If strawberries could talk, they’d reduce waste

A new generative AI chatbot allows ‘things to talk’ with companies about their carbon footprint.

The WiliBot chatbot enables natural-language conversations with any ambient IoT-connected product, according to Internet of Things (IoT) company, Wiliot.

When the power of generative AI is combined with this enormous source of real-time ambient physical world data, companies – and eventually consumers – can have important conversations with the products they make, source, distribute, and ultimately purchase.

With WiliBot, companies will be able to converse with their products and supply chains by asking questions such as: What’s the shelf life of this product? How did it get to the store? Which product should I stock next, and why? Is this product safe to stock, and why? What is the carbon footprint of this product, and why is it so low or so high?

“Ambient IoT and generative AI are increasingly symbiotic technologies,” explained Wiliot CEO Tal Tamir. “Ambient IoT generates vast amounts of data about trillions of everyday things, and GenAI can uniquely make sense of all that data.

“On the flipside, GenAI learns by analysing vast amounts of data. To a real extent, that data has so far been finite, but ambient IoT presents massive new physical world datasets that a GenAI platform like WiliBot — and others — can use to describe products, materials, supply chains, and everything connected to the internet.”

Wiliot’s Ambient Data Platform uses stamp-sized, self-powered IoT Pixels affixed to products, packaging, containers, crates, pallets, and more. These IoT Pixels communicate via Bluetooth information such as location, temperature, humidity, and carbon footprint to the Wiliot cloud where businesses analyze the data.

Wiliot-developed AI and machine-learning algorithms can then identify supply chain “events” and automatically generate alerts or AI responses that allow business to course-correct or optimize their operations, like when sensing that shipments of produce or pharmaceuticals have been handled at unsafe temperatures.

“Although Wiliot’s work in generative AI is relatively recent, the company has long been a pioneer in artificial intelligence and machine learning for deriving insights into ambient IoT data,” Tamir continued.
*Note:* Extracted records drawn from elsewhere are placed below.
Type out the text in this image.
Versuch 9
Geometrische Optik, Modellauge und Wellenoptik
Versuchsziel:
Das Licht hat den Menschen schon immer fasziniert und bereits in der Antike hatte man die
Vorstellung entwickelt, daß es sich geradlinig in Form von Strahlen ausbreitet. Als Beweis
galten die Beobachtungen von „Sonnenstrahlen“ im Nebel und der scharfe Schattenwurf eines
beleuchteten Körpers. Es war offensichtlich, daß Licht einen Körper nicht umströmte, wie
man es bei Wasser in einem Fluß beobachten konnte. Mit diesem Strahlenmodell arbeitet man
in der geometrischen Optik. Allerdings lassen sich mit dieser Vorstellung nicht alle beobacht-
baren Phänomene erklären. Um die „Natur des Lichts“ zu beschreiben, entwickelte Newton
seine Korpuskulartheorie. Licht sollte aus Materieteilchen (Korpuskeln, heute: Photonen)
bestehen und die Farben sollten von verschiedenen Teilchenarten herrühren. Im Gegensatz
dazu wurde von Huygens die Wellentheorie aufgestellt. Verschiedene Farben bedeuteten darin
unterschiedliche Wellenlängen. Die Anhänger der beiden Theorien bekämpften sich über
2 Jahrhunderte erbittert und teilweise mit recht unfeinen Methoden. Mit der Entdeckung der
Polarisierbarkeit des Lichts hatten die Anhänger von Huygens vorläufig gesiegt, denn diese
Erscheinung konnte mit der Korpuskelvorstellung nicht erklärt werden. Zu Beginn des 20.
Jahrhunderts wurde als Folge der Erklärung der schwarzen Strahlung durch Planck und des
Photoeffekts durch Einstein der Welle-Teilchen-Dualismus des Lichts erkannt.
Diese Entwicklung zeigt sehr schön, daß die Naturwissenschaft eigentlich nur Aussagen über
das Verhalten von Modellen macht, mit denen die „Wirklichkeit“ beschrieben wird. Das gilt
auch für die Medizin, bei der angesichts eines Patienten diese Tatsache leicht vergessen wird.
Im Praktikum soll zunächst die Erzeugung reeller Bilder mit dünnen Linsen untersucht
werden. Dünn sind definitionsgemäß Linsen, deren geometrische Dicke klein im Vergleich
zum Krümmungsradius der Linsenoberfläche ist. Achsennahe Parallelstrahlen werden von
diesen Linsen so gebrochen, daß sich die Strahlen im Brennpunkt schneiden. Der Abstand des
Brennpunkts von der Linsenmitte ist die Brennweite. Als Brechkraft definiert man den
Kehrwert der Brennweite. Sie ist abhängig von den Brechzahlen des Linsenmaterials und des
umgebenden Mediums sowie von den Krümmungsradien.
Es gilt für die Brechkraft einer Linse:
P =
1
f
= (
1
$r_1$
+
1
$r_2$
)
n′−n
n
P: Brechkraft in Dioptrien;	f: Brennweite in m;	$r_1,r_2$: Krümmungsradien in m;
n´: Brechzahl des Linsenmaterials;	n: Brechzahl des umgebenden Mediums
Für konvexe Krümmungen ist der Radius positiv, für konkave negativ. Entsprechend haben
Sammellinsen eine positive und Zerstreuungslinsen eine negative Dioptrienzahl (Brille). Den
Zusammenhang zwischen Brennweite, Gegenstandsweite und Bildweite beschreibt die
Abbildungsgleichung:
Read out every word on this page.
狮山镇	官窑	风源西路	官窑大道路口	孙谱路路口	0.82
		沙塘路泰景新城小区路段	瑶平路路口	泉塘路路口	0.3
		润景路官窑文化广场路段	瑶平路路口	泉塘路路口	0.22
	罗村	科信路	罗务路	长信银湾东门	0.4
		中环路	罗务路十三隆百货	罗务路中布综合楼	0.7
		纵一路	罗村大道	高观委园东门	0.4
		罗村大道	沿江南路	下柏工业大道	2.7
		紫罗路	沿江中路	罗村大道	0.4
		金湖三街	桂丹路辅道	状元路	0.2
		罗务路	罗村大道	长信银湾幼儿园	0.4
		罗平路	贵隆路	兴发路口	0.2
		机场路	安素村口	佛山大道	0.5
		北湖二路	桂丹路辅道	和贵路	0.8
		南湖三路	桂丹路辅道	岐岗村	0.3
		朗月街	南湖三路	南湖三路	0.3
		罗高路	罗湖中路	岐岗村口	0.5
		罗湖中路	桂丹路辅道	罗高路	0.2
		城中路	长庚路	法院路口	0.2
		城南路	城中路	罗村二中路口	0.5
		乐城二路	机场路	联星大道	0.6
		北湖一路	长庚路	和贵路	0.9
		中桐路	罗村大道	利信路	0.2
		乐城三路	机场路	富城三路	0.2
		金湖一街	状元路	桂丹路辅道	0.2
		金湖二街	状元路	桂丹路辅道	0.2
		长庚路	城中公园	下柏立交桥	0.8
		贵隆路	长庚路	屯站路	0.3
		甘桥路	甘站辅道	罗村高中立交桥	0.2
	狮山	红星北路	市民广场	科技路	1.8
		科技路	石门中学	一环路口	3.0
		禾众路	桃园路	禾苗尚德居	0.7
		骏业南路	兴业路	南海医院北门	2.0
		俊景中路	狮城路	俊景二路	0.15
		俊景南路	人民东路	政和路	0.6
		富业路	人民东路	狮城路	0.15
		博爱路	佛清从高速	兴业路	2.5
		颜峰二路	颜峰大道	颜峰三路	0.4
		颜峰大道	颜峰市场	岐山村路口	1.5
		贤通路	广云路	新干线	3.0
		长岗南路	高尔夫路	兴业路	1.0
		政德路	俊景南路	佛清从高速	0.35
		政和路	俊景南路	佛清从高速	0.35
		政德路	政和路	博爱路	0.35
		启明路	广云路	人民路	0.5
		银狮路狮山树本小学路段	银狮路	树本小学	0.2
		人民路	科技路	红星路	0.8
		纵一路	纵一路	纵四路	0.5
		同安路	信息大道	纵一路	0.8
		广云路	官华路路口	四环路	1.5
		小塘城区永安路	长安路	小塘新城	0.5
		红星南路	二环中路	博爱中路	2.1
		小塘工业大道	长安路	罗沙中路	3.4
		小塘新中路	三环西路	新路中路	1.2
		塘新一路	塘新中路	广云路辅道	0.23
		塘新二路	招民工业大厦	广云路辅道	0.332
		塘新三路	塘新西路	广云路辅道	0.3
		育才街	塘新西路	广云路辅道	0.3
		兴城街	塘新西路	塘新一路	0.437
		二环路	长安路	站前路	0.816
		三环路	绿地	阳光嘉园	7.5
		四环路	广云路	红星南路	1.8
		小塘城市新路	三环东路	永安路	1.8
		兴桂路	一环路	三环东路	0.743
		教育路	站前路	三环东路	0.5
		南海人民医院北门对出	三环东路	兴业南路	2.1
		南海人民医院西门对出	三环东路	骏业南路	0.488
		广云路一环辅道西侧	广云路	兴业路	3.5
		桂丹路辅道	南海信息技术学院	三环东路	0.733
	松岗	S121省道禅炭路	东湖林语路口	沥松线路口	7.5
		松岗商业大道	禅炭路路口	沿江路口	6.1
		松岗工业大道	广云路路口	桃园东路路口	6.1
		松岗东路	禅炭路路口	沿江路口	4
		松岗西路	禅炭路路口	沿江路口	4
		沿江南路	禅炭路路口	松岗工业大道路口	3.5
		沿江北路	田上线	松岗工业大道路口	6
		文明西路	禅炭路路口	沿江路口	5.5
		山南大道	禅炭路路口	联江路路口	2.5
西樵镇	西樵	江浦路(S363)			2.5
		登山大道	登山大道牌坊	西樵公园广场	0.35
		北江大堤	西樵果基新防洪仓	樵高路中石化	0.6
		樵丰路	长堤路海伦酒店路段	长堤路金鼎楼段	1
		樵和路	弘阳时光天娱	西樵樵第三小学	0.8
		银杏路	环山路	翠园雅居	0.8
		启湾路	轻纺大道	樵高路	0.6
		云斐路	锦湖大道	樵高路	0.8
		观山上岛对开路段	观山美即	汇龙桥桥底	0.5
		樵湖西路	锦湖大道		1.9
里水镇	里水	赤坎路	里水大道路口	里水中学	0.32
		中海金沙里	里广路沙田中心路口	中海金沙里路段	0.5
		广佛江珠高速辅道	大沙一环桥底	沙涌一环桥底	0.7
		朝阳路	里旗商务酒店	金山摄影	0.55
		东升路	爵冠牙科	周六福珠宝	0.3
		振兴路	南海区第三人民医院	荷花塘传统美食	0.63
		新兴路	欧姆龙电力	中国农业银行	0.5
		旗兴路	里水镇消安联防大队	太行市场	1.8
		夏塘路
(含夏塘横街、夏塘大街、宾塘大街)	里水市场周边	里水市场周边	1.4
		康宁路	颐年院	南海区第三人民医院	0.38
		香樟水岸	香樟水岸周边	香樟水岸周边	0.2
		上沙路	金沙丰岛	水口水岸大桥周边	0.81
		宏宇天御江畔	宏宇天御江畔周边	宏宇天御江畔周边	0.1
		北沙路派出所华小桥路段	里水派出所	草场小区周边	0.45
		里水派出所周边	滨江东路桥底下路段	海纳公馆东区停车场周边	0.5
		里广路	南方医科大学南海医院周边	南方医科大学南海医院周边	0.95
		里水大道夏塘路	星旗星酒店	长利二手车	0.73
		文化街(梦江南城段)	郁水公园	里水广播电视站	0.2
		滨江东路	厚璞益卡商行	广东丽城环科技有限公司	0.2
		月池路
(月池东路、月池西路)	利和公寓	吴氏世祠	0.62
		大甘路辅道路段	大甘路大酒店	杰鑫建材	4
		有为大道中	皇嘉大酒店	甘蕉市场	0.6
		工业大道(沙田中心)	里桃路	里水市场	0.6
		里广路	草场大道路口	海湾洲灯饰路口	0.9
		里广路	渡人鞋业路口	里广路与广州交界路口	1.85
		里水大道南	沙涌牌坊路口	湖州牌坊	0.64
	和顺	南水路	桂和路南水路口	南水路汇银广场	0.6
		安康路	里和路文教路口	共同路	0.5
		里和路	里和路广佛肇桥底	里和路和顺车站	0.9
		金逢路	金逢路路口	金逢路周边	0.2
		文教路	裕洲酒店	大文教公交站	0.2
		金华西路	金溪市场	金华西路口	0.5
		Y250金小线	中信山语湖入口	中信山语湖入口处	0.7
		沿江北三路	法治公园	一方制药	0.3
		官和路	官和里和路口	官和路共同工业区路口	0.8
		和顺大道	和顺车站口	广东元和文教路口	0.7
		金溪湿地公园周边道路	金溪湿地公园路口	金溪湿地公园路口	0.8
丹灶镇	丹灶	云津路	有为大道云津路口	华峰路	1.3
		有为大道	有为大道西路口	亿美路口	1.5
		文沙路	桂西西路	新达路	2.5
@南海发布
“As more companies have begun rolling out Wiliot’s Ambient Data Platform, we’ve been asked how GenAI capabilities might make the transformation even easier. Our answer is WiliBot, the real-world combination of ambient IoT and AI.”

Wiliot is already piloting WiliBot with key enterprise customers, and a broader rollout is scheduled for late 2024 and into 2025. During this piloting phase, WiliBot will be used by businesses seeking to ask questions about their ambient IoT-enabled products and supply chains.

In the future, this convergence of ambient IoT and generative AI will be made available to consumers in-store and at-home through an ecosystem of mobile apps – enabling consumers to speak to and converse with their products to better understand their carbon footprint, materials composition, ethical sourcing compliance, quality and safety, and more.

“Tamir concluded, “Now more businesses – and in the future consumers – will be able to ask about and easily understand everything about those products.”

WiliBot is built on top of a leading large language model (LLM) to combine the breakthrough capabilities of ambient IoT with GenAI computational power to usher in a new era of supply chain visibility.

The importance of the linkage between ambient IoT and AI has been recently borne out in projects with leading food retailers. In the projects, the Wiliot Ambient Data Platform revealed that food shrink accounts for roughly five percent of goods in the food chain – food that is lost, damaged, or spoiled before it reaches store shelves.

Wiliot claims its platform can solve two-thirds of these food shrink issues – ensuring a safer food supply, higher customer satisfaction, and lower costs – while WiliBot will democratise access to these insights across the organisation.